Ce n'est pas la première fois que des accrochages se produisent à la hauteur du pont de Doutchi, le poste frontière qui enjambe la Komadougou Yobé, à quelques kilomètres au sud de Diffa. Il y a quinze jours, l’armée nigérienne avait déjà repoussé des insurgés. De source militaire, ils souhaitaient saboter le pont.
Les tirs d'obus, qui ont sorti les habitants de Diffa de leur sommeil dimanche matin, interviennent surtout 48 heures après une double offensive de Boko Haram sur ce même pont à Diffa mais aussi à Bosso à deux heures de piste vers l’est.
Boko Haram semble donc envisager l’ouverture d'un nouveau front au Niger. Quelque 2 500 soldats tchadiens appuient l’armée nigérienne le long de la frontière, ce qui affaiblit sans doute leur dispositif près des montagnes Mandara, côté Cameroun, sur l'autre front, et c'est sans doute l'objectif recherché par les insurgés.
Si l'explosion, survenue dimanche matin au marché aux poivrons de Diffa, est bien due à une bombe comme cela a été évoqué, cela indiquerait qu’au Niger, Boko Haram puisera largement dans sa palette de moyens d’action, qui comprend rapts de masses et déferlantes de violences sur des villages entiers.
Ce volet asymétrique est inquiétant pour les populations civiles le long de la frontière, car les soldats nigériens ne le cachent pas, Boko Haram y compte de nombreux alliés et même des combattants infiltrés.
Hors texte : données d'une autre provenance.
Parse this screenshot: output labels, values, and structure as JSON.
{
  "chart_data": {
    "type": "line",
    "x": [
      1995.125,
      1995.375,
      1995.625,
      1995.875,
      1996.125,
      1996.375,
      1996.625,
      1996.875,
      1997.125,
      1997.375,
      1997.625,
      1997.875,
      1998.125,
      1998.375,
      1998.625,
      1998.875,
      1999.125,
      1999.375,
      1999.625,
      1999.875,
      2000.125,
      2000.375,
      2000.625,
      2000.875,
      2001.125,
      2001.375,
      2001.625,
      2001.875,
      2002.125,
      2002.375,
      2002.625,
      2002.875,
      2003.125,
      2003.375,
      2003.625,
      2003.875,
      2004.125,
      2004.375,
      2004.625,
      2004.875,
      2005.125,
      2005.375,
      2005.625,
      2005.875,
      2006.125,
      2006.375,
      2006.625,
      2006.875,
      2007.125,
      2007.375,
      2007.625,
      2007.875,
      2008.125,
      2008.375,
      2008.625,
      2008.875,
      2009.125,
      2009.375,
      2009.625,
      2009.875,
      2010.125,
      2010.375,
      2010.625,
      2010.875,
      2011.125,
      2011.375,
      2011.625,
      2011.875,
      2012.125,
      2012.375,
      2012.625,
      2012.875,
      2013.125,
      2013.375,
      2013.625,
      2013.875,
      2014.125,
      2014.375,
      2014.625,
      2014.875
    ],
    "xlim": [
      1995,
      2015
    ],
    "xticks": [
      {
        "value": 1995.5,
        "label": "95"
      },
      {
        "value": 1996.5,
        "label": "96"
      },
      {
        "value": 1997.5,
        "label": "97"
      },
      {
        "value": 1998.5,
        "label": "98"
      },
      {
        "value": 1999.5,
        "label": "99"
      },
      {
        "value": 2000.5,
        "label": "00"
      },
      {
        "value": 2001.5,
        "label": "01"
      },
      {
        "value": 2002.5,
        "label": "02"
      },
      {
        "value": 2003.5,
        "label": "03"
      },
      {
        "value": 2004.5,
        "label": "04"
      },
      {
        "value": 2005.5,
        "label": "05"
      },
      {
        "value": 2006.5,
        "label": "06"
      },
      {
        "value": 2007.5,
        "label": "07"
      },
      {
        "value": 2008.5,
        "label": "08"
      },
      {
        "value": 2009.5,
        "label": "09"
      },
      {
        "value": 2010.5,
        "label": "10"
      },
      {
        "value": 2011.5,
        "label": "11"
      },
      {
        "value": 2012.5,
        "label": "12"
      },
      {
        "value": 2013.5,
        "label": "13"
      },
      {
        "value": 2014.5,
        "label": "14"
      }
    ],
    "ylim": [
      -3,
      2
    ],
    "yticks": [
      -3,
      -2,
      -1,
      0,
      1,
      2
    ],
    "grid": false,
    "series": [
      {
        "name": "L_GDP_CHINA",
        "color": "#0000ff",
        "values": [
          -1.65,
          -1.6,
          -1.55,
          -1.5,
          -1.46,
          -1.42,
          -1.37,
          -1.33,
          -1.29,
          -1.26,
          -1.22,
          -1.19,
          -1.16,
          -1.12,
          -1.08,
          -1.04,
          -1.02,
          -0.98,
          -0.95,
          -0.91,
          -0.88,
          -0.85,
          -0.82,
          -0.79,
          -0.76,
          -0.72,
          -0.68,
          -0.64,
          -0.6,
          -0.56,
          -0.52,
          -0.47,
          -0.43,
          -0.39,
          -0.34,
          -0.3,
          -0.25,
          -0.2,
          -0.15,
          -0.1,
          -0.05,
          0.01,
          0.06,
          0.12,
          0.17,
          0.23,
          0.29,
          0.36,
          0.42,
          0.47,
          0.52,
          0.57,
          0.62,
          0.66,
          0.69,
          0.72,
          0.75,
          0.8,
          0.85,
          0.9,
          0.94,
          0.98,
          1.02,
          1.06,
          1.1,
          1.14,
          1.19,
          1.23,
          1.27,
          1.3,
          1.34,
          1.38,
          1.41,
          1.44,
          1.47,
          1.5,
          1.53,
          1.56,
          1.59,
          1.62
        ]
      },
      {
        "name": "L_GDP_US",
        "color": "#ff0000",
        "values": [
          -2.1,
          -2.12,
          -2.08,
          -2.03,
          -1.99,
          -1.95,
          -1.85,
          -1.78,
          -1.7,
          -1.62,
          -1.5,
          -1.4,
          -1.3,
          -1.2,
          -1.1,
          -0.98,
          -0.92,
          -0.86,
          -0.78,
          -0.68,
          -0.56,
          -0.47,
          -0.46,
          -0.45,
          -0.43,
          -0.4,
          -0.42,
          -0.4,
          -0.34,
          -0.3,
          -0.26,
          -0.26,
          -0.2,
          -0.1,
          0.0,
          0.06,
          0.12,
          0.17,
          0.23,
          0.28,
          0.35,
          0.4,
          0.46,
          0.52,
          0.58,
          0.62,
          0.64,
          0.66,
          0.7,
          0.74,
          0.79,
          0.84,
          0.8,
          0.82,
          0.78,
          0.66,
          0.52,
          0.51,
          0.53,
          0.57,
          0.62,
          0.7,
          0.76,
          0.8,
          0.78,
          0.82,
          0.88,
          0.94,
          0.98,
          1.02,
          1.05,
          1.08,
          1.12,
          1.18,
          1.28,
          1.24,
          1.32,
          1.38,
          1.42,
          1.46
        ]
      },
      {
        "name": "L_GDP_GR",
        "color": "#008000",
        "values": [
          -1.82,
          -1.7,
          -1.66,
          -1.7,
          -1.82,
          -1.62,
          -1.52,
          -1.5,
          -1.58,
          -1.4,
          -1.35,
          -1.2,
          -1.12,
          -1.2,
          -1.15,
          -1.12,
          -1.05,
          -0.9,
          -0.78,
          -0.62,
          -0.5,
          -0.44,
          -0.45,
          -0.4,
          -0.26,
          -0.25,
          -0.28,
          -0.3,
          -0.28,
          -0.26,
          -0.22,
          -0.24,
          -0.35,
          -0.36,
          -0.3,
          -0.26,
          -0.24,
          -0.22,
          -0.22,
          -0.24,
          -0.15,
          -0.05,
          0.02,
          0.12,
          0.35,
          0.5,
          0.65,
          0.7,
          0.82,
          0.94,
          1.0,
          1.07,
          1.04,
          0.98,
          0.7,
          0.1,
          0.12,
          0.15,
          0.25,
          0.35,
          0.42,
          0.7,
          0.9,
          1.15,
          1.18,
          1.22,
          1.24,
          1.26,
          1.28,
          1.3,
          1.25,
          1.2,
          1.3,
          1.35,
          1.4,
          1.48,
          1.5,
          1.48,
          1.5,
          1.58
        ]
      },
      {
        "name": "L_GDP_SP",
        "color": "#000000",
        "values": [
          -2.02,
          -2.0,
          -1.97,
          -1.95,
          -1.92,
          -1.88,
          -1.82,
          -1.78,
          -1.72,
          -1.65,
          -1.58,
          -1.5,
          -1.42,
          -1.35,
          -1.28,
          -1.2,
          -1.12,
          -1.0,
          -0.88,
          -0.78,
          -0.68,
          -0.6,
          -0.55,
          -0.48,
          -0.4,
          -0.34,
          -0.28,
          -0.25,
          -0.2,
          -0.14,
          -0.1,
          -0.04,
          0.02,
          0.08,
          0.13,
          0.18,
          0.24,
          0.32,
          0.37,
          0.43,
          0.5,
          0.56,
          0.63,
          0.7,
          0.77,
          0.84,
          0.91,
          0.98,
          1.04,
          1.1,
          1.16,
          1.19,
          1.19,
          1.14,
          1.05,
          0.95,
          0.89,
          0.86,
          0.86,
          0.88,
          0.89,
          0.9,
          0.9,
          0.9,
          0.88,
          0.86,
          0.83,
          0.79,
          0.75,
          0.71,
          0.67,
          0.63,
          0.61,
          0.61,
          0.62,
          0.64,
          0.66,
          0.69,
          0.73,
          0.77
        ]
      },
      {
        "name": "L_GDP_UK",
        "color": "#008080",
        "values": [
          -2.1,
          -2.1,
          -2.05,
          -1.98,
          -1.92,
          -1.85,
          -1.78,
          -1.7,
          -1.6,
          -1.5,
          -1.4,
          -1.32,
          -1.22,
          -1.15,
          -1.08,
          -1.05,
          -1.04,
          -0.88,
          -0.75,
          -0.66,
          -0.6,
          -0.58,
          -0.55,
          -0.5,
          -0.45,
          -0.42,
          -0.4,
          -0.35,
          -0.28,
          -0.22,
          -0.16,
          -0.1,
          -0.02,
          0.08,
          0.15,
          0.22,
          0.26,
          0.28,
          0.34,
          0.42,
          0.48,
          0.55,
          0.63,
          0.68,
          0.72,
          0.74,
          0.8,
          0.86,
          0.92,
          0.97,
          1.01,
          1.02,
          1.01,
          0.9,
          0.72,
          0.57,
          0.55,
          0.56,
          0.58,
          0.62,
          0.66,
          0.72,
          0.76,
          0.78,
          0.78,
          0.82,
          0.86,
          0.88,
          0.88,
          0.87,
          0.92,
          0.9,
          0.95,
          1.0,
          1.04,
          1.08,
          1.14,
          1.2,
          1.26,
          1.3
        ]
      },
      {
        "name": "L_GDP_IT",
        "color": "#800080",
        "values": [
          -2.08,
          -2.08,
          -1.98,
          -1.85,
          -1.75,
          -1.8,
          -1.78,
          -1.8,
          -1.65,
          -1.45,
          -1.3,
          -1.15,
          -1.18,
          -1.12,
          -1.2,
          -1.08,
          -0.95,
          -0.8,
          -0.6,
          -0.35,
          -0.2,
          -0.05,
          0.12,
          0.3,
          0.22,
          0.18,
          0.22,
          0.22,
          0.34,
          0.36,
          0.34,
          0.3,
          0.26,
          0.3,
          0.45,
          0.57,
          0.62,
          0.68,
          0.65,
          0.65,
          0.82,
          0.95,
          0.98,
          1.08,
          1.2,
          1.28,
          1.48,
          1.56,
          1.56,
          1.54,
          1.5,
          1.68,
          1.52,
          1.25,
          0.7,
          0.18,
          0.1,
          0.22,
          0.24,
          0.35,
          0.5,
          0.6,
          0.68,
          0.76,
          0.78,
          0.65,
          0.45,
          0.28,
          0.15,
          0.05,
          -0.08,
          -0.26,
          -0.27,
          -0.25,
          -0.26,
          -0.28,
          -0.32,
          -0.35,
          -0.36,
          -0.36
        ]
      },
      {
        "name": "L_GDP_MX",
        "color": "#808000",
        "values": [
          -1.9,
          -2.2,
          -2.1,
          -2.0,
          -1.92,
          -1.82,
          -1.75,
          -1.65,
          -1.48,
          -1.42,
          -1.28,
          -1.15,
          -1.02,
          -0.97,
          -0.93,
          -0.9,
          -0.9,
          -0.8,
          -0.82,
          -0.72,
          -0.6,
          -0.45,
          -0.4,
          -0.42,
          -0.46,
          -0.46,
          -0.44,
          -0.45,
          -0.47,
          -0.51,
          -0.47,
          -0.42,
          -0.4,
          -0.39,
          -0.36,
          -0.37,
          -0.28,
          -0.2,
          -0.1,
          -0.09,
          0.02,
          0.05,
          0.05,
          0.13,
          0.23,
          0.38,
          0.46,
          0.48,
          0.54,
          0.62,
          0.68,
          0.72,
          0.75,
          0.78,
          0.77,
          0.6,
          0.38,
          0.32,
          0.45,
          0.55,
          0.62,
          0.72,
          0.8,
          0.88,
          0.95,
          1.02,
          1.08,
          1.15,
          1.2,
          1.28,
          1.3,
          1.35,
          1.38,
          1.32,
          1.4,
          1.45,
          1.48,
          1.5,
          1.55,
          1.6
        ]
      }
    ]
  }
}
Néanmoins, le ministre de la Défense nigérien Mahamadou Karidjo a assuré que l'explosion de dimanche était due à la chute d'un obus tiré depuis le Nigeria.
L'attaque avait en tout cas un « timing ». Les parlementaires nigériens vont en effet se réunir ce lundi en session extraordinaire, en principe à 16h, pour examiner la demande d'autorisation de l'exécutif, qui souhaite envoyer des troupes pour participer à la lutte contre Boko Haram aux côtés des armées du Tchad, du Cameroun et du Nigeria engagées sur le terrain.
En convoquant cette session extraordinaire suite à un décret présidentiel, le gouvernement nigérien veut se conformer à l'article 104 de la Constitution, qui stipule que l'envoi de troupes à l'étranger est autorisé par l'Assemblée nationale.
Comme pour le cas du Mali il y a deux ans, où l'unanimité avait été trouvé, la demande devrait passer comme une lettre à la poste. Quelque 70 députés 113 sont favorables à l'action du gouvernement, et l'attaque de la localité de Bosso, vendredi dernier, a servi de déclic.